Я покачал головой, убирая конверт во внутренний карман.
— Спасибо, друзья, но у меня ещё есть дела. Может быть, в другой раз.
«Золотой петух». Шум, пьяные, бессмысленные разговоры, бесполезная трата драгоценного времени. Мои «дела» были куда важнее.
Дома меня ждал двухметровый рыцарь-скелет, который, я очень на это надеялся, ещё не спалил кухню, пытаясь приготовить свой «праздничный ужин». И беглая дочь графа.
Постепенно ординаторская опустела. Толпа схлынула так же быстро, как и собралась, унося с собой шуршание купюр.
У каждого в руках был маленький, звонкий кусочек моего триумфа, и теперь они спешили конвертировать его в свои приземлённые, человеческие радости.
Я уже собирался уходить, когда заметил, что Варя всё ещё здесь. Она медлила у двери, делая вид, что поправляет причёску, но я прекрасно видел её игру. Все остальные уже вышли.
Мы остались вдвоём в опустевшей, пахнущей азартом и чужой эйфорией комнате.
— Свят, — она подошла ближе.
Она сократила дистанцию, вторгаясь в моё личное пространство ровно настолько, чтобы это было интригующе, но ещё не вульгарно. Классический, веками отточенный приём. Я уловил тонкий, едва заметный аромат дорогих французских духов — ещё одно оружие из её арсенала.
— Я хотела спросить… Помнишь, ты подарил мне ключ? — она подняла на меня взгляд.
Конечно, я помнил.
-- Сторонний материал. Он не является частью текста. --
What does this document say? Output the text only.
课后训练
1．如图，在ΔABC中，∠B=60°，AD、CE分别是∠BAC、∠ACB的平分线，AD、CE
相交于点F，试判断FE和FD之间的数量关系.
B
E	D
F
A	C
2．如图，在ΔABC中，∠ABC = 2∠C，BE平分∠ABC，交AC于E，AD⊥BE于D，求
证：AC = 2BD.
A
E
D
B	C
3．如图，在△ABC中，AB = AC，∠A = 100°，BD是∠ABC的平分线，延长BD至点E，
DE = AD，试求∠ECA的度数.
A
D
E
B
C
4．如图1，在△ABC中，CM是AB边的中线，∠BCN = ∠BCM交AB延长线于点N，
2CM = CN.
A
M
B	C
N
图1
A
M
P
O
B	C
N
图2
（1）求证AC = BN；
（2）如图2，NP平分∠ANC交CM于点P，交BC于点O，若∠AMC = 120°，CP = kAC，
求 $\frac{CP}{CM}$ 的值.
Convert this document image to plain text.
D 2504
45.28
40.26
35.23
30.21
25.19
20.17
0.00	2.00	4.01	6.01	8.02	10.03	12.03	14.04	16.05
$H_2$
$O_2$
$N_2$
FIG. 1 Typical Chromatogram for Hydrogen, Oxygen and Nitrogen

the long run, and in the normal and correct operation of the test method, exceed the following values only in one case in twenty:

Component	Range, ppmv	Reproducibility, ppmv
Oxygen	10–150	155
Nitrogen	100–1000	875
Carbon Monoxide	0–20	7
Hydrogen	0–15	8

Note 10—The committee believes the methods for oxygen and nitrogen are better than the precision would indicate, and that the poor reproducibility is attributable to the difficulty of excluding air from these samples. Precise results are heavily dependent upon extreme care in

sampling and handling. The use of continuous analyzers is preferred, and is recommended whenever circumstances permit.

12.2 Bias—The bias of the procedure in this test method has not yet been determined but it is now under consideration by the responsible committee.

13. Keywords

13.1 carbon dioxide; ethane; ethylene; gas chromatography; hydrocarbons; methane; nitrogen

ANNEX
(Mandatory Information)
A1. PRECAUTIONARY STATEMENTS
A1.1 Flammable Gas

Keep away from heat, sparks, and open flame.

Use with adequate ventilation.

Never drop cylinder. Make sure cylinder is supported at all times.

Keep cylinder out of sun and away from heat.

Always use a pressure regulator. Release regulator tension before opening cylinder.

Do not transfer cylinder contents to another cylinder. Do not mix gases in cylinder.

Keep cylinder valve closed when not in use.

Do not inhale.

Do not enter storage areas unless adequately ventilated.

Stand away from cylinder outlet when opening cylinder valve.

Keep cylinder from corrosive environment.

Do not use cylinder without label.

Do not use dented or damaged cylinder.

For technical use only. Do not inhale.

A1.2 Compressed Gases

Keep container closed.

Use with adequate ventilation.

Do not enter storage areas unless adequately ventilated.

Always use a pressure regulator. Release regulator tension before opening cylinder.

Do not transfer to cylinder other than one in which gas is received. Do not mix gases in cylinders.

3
Он был эффективным способом держать её любопытство на коротком поводке.
— От таинственной двери, — кивнул я, подыгрывая. — Что с ним не так?
— Когда ты наконец покажешь мне, что за ней? — она чуть наклонила голову, и её блестящие каштановые волосы соблазнительно скользнули по плечу. — Я умираю от любопытства. Серьёзно, я каждый день прохожу мимо всех старых дверей в клинике и думаю — может, эта? А может, вон та, в подвале?
Она стояла чуть ближе, чем требовал больничный этикет. В её карих глазах плясали озорные искорки. Она играла, и играла хорошо.
— Терпение, Варя, — улыбнулся я. — Всему своё время. Скоро.
— «Скоро» — это слишком расплывчато, — она картинно надула губы. — Завтра? Послезавтра? Через неделю?
— Скоро — это значит скоро, — загадочно ответил я, наслаждаясь своей властью над её мыслями. — Поверь, ожидание лишь усилит впечатление.
Она хотела сказать что-то ещё, возможно, сократить дистанцию ещё на пару сантиметров, но тут я заметил движение за стеклянной дверью ординаторской.
Ольга.
Стояла в коридоре, прижимая к груди какую-то папку, и смотрела на нас. На её лице застыло кислое выражение — смесь обиды, недоумения и… да, это была она. Ревность.
Мощное, иррациональное чувство, отличный катализатор для необдуманных поступков и ценных ошибок. Прекрасно.